The annotator awards 14.Bxc5 a <!>, calling <14.axb4 exd3 15.Bxc5> to get 2 ♖s for the ♕ mistaken due to <15...Qd7! 16.Bxf8? Qd4+ 17.Ke1 Qe3+ 18.Kd1 dxc2+ 19.Kxc2 Bf5+>, but White appears to be fine after 16.Bxd3.

The annotator calls 14...Ng4+ a mistake, which should have lost. Better was <14...Qxc5+ 15.Qe3 Qxe3+ 16.Kxe3> with a slightly better endgame for White.

16.Kg1 is called bad, and <16.Qf3 exf3 17.axb4 fxg2+ 18.Kxg2 Bxg4 19.Be2> suggested instead. I'm not sure if that's the case.

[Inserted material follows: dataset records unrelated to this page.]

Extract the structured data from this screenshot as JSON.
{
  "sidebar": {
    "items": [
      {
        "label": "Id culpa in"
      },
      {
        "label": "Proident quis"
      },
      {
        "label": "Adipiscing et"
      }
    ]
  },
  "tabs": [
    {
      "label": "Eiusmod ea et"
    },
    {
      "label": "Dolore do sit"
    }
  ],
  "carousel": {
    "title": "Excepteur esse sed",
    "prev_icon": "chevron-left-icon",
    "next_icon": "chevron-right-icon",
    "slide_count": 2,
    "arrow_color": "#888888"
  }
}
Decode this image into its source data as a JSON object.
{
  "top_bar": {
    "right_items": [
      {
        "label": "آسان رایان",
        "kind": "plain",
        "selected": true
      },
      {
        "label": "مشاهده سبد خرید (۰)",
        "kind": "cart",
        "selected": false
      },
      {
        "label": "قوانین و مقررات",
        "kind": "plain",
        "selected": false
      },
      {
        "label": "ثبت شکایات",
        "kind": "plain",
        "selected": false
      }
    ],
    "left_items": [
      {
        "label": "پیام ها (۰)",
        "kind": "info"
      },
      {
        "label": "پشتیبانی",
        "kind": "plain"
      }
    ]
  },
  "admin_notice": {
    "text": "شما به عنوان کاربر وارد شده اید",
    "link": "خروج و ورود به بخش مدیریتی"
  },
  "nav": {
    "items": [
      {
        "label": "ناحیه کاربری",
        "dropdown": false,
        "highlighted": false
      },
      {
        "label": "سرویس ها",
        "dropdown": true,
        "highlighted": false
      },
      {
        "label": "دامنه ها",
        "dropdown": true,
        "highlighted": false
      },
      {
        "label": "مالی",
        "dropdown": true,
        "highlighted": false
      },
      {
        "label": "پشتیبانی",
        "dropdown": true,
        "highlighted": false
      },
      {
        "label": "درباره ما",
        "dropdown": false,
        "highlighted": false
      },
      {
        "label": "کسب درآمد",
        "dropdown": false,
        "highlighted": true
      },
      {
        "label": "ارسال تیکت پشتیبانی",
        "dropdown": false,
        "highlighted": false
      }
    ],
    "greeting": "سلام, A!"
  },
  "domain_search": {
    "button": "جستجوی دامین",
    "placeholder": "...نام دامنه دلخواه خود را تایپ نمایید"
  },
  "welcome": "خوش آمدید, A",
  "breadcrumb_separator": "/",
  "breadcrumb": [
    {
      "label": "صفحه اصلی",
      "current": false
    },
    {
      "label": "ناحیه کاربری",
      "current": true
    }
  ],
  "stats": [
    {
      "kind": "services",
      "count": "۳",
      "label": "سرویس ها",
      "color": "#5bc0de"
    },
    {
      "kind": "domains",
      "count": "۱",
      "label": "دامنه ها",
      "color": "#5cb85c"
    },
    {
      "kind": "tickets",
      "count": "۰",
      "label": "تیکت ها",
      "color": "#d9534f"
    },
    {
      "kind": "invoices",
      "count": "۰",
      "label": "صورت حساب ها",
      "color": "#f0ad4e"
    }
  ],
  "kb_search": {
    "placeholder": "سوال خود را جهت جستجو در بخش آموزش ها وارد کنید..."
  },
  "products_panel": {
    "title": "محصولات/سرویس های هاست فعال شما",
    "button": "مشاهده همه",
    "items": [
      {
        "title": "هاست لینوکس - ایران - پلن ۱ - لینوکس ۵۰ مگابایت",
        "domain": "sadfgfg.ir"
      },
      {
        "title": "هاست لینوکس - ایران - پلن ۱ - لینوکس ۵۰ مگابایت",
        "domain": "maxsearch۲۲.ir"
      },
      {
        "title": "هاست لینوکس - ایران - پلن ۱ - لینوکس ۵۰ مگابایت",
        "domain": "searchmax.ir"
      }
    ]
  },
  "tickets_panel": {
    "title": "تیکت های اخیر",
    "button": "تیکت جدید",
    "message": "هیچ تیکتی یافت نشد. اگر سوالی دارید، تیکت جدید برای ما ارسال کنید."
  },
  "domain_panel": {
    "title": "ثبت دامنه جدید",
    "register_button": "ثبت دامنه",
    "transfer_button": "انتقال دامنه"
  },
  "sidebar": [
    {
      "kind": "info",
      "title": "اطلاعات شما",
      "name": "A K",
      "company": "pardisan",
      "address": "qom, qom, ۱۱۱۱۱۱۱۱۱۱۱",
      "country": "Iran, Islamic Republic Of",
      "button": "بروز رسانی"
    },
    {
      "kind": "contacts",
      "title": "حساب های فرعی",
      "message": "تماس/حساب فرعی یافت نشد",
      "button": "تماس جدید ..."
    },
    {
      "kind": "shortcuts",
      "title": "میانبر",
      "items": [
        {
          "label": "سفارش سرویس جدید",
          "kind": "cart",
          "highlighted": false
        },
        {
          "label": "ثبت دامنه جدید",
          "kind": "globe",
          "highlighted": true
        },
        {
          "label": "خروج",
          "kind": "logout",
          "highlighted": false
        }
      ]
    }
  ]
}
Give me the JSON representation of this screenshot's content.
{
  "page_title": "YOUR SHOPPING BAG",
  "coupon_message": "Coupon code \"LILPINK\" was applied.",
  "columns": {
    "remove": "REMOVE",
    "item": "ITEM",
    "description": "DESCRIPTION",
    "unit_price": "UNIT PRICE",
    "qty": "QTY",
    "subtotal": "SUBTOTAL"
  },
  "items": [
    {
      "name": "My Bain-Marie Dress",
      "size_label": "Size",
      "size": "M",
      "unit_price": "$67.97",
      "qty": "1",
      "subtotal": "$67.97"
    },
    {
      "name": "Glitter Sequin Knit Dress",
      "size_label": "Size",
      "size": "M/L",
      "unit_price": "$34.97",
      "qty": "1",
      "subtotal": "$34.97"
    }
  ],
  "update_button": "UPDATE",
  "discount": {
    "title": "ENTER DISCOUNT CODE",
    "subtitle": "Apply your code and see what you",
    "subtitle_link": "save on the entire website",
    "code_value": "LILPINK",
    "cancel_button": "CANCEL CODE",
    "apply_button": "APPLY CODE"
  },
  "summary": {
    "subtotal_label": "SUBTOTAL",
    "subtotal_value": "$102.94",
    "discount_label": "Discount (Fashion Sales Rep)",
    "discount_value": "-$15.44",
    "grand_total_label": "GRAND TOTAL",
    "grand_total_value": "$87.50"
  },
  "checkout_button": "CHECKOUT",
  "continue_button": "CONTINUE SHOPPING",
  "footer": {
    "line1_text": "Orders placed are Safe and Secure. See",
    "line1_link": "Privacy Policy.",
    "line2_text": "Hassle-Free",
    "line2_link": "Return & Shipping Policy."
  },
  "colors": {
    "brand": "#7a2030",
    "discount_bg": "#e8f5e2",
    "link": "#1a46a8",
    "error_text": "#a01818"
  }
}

After 18.Rc1, the annotator calls White's situation pretty bad (<recht übel>), but White appears to have a clear advantage.

It may have been better to keep the strong ♗ with 21.Bxb4.

<22.Nb1> is given as a possibility instead of 22.Na2. The text move appears to be a mistake.

The move is not annotated, but 22...c5 may not have been too precise. 22...Qc5 looks very interesting, covering the ♙b4, pinning the ♖f2 and taking the c-file under control.

23.h3 is called best and only the mistaken <23.Bc4> discussed, but 23.Nc1 looks interesting.

Again not annotated, but worth a look is 23...Be6. It seems inferior, driving the ♘a2 where it wants to go anyway. Why not the the more restricting 23...Qe3 or 23...Qe1! (when ...Be6 is really threatening)?

On 26.Na2, the annotator claims that <26.Ne2 Bxg4!> was hopeless for White, but I don't see an advantage for Black after 26.Ne2 Bxg4 27.Nf4 c3 28.bxc3 bxc3 29.Bd3.

After 26...Qb3, White seems to panic without a reason. He could have played 27.Nc1 again.